With F1 in Rear View, Vegas Stakeholders Debate Race’s Future

Last November’s first-ever Formula One Las Vegas Grand Prix was certainly a success in terms of economic impact and visitation. But does that mean that everyone involved is pleased with how it went?

With F1 in Rear View, Vegas Stakeholders Debate Race’s Future

Last November, the inaugural Formula One (F1) Las Vegas Grand Prix came and went with much fanfare, exceeding economic expectations and providing a glimpse into the potential future of the city that has quickly become a sports destination.

However, now that the race has passed, multiple stakeholders in and around Las Vegas are growing concerned about the future of the event—perhaps the most vocal is Clark County Commissioner Tick Segerblom, who recently voiced frustration at the lack of transparency with the process.

In an interview with the Las Vegas Review-Journal, Segerblom made it clear that the county “never signed a contract” with F1 parent company Liberty Media—instead, the agreements were signed with the Las Vegas Convention and Visitors Authority (LVCVA).

Because of this, Segerblom asserted that the county “never committed to three years,” as has been widely publicized. Segerblom went on to say that he had included discussions about the race on the agenda for the commission’s next scheduled meeting, but that was then pushed back after the initial story was published.

“It is anticipated that the agenda item for Board discussion on F1 noticed for next Tuesday will be held for a future meeting in the coming weeks to align around the County’s public debrief of the event and the structure for facilitating future races,” County spokeswoman Jennifer Cooper said in an email to the Review-Journal.

According to the contract between the LVCVA and Liberty, the authority is obligated to pay $6.5 million per year towards the race annually through at least 2025, but both sides have said several times that the intention is to extend the deal far beyond that starting point.

The commission, for its part, recognized the race as an annual event, but didn’t sign any contract mandating that it actually take place, Segerblom said. The recognition gives freedom to the commission to waive certain ordinances without the need for additional meetings, so long as the race is held the week prior to the Thanksgiving holiday.

Segerblom is not the only commissioner to voice frustrations over the idea that the county was not properly consulted at various points during the lead-up to the race and its setup process—Commissioner Marilyn Kirkpatrick was also very vocal about her dissatisfaction when it came to things like impacts on commuter traffic and a lack of considerations for Strip workers.

“I think it’s one of those things where the tail is wagging the dog and we’re the dog, so let’s stop tail wagging and take over,” Segerblom told the Review-Journal.

F1 has asked Clark County to reimburse half of the $80 million it accrued in infrastructure costs for the event, but no agreements are currently in place.
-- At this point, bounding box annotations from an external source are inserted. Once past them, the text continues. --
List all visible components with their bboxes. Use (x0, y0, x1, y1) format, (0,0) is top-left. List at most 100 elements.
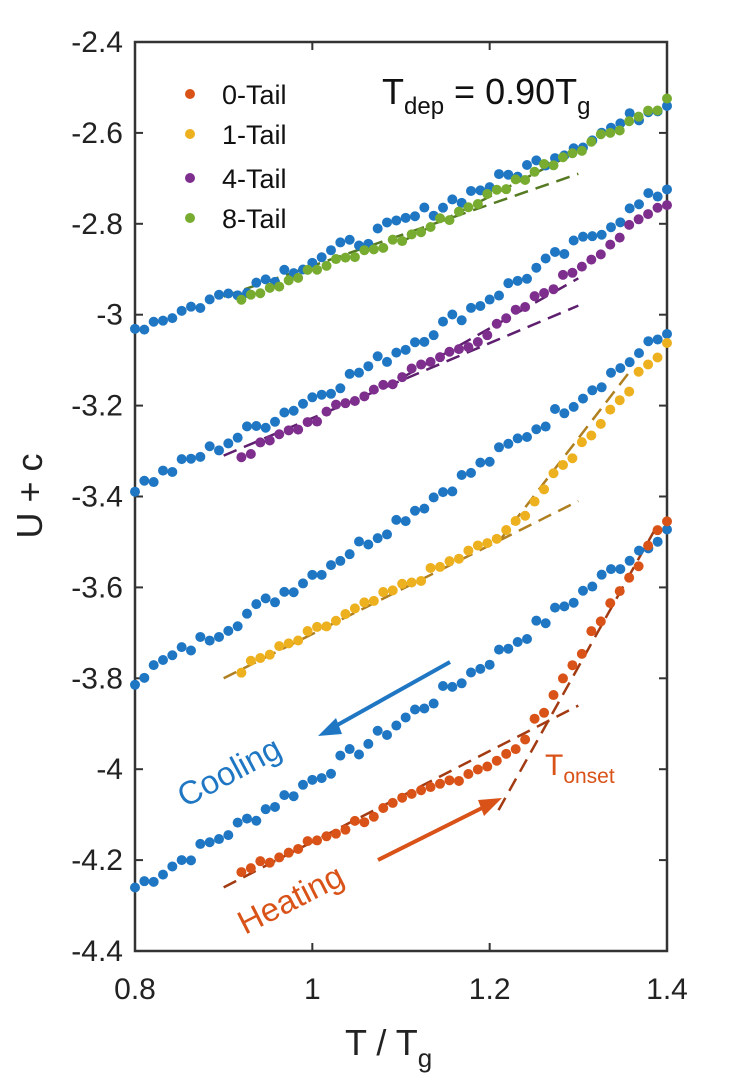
heating-point-1-tail (330, 615, 341, 626)
heating-point-8-tail (255, 288, 266, 299)
heating-point-0-tail (501, 748, 512, 759)
cooling-point-0-tail (512, 637, 523, 648)
cooling-point-1-tail (186, 645, 196, 656)
legend-item-2: 4-Tail (185, 164, 287, 194)
heating-point-8-tail (387, 234, 398, 245)
cooling-point-8-tail (326, 245, 336, 256)
cooling-point-0-tail (372, 725, 383, 736)
cooling-point-4-tail (652, 191, 663, 202)
heating-point-4-tail (557, 269, 568, 280)
heating-point-8-tail (633, 111, 644, 122)
heating-point-4-tail (302, 417, 313, 428)
heating-point-1-tail (293, 635, 304, 646)
heating-point-4-tail (283, 425, 294, 436)
heating-point-1-tail (614, 395, 625, 406)
cooling-point-8-tail (223, 288, 234, 299)
heating-point-4-tail (368, 384, 379, 395)
heating-point-4-tail (586, 254, 597, 265)
y-tick-label: -3.6 (71, 571, 123, 604)
cooling-point-0-tail (158, 869, 168, 880)
cooling-point-4-tail (391, 347, 402, 358)
cooling-point-8-tail (391, 215, 402, 226)
cooling-point-4-tail (419, 336, 430, 347)
cooling-point-0-tail (307, 774, 318, 785)
heating-point-0-tail (520, 734, 531, 745)
cooling-point-4-tail (335, 383, 346, 394)
cooling-point-1-tail (662, 328, 672, 339)
cooling-point-4-tail (643, 188, 654, 199)
cooling-point-4-tail (531, 262, 542, 273)
x-axis-title-sub: g (418, 1043, 432, 1073)
cooling-point-0-tail (568, 597, 579, 608)
cooling-point-1-tail (587, 385, 598, 396)
heating-point-8-tail (359, 245, 370, 256)
cooling-point-4-tail (475, 300, 486, 311)
heating-point-1-tail (472, 540, 483, 551)
legend-item-0: 0-Tail (185, 80, 287, 110)
cooling-point-0-tail (578, 585, 588, 596)
cooling-point-1-tail (316, 569, 327, 580)
cooling-point-0-tail (522, 633, 532, 644)
cooling-point-8-tail (260, 274, 271, 285)
onset-main: T (545, 749, 563, 782)
heating-point-4-tail (321, 406, 332, 417)
heating-point-0-tail (264, 857, 275, 868)
y-tick-label: -4.2 (71, 844, 123, 877)
legend-label-4-tail: 4-Tail (222, 164, 287, 194)
cooling-point-8-tail (316, 252, 327, 263)
heating-point-8-tail (463, 202, 474, 213)
cooling-point-0-tail (279, 790, 290, 801)
heating-point-8-tail (264, 282, 275, 293)
heating-point-1-tail (595, 418, 606, 429)
cooling-point-0-tail (456, 678, 467, 689)
heating-point-1-tail (416, 575, 427, 586)
cooling-point-4-tail (428, 330, 439, 341)
cooling-point-4-tail (522, 273, 532, 284)
heating-point-0-tail (453, 775, 464, 786)
x-axis-title: T / Tg (345, 1022, 432, 1073)
heating-point-8-tail (472, 199, 483, 210)
cooling-point-4-tail (223, 438, 234, 449)
cooling-point-1-tail (578, 393, 588, 404)
cooling-point-1-tail (363, 539, 374, 550)
cooling-point-0-tail (400, 712, 411, 723)
heating-point-4-tail (529, 291, 540, 302)
cooling-point-4-tail (438, 316, 448, 327)
cooling-point-1-tail (438, 487, 448, 498)
cooling-point-0-tail (494, 644, 504, 655)
cooling-point-4-tail (624, 203, 635, 214)
legend-label-0-tail: 0-Tail (222, 80, 287, 110)
heating-point-1-tail (491, 533, 502, 544)
cooling-point-4-tail (447, 309, 458, 320)
heating-point-1-tail (245, 655, 256, 666)
heating-point-1-tail (283, 638, 294, 649)
cooling-point-1-tail (260, 593, 271, 604)
cooling-point-1-tail (484, 456, 495, 467)
cooling-point-0-tail (242, 813, 252, 824)
fit-line-8-tail-low (223, 172, 579, 298)
heating-point-0-tail (624, 572, 635, 583)
cooling-point-1-tail (540, 421, 551, 432)
cooling-point-1-tail (167, 650, 178, 661)
x-axis-title-main: T / T (345, 1022, 418, 1063)
heating-point-1-tail (576, 437, 587, 448)
cooling-point-1-tail (410, 505, 420, 516)
cooling-point-0-tail (540, 618, 551, 629)
cooling-point-1-tail (559, 408, 570, 419)
legend-item-3: 8-Tail (185, 204, 287, 234)
heating-point-4-tail (264, 435, 275, 446)
x-tick-label: 1 (304, 973, 321, 1006)
cooling-point-4-tail (559, 248, 570, 259)
heating-point-0-tail (359, 817, 370, 828)
y-tick-label: -4 (96, 753, 123, 786)
heating-point-8-tail (397, 236, 408, 247)
cooling-point-1-tail (139, 672, 150, 683)
heating-point-8-tail (643, 105, 654, 116)
heating-point-0-tail (274, 852, 285, 863)
heating-point-4-tail (614, 232, 625, 243)
cooling-point-1-tail (643, 336, 654, 347)
legend: 0-Tail 1-Tail 4-Tail 8-Tail (185, 80, 287, 234)
cooling-point-8-tail (335, 237, 346, 248)
heating-point-8-tail (567, 148, 578, 159)
heating-point-4-tail (425, 356, 436, 367)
Betsy Fretwell, COO for the Las Vegas Grand Prix, released a statement to the newspaper saying that her team “meets regularly with local government representatives to refine and improve our coordination.”

“Similarly, we are working with the LVCVA and community stakeholders to enhance communication, planning and coordination for the event,” she continued. “We are committed to keeping all lines of communication open with our race partners at the County and throughout the local community.”

Race officials have promised that future races will be “substantially” less arduous, given the extensive work that has been done already.

Another figure who recently spoke about the need for change with regard to the race was Tom Reeg, CEO of Strip operator Caesars Entertainment. On the company’s recent fourth-quarter earnings call, Reeg told analysts that the event should offer more affordable ticket prices and cater to some of the smaller properties if it wants to garner support and lasting power.

“In prior quarters, we talked about F1 being a big stimulator of demand for us and we’ve been talking about a 5 percent lift in EBITDA in the quarter, but our actual experience was about a 4 percent lift, pretty close to what we were expecting,” Reeg said, as reported by CDC Gaming Reports. “It was a huge lift for the high-end properties, including Caesars Palace and Paris. For our mass-market properties, it was less so.”

The race, which catered primarily to international high-rollers, was widely criticized by local and domestic F1 fans for being too expensive—on sites such as StubHub, one-day tickets were in excess of $500 and three-day passes were typically over $2,000.

Additionally, several business owners on and around the Strip have since said that the construction and diverted traffic actually ended up costing them millions of dollars in lost revenue, with some even threatening potential legal action.

Per CDC, Reeg said on the call that the race “will be a better event when more of the city is energized and not just the four or five buildings that garner most of the benefit.”

“We’re working with our partners in the city and with F1 to make sure it’s a more broadly successful event next year than it was this year,” he continued.

Jeremy Aguero, principal of Applied Analysis, said that travelers spent a total of over $550 million during the week of the race—those who attended spent an average of $4,128, while those who did not spent an average of $2,662. In total, approximately $64 million in tax revenue was generated, Aguero estimated.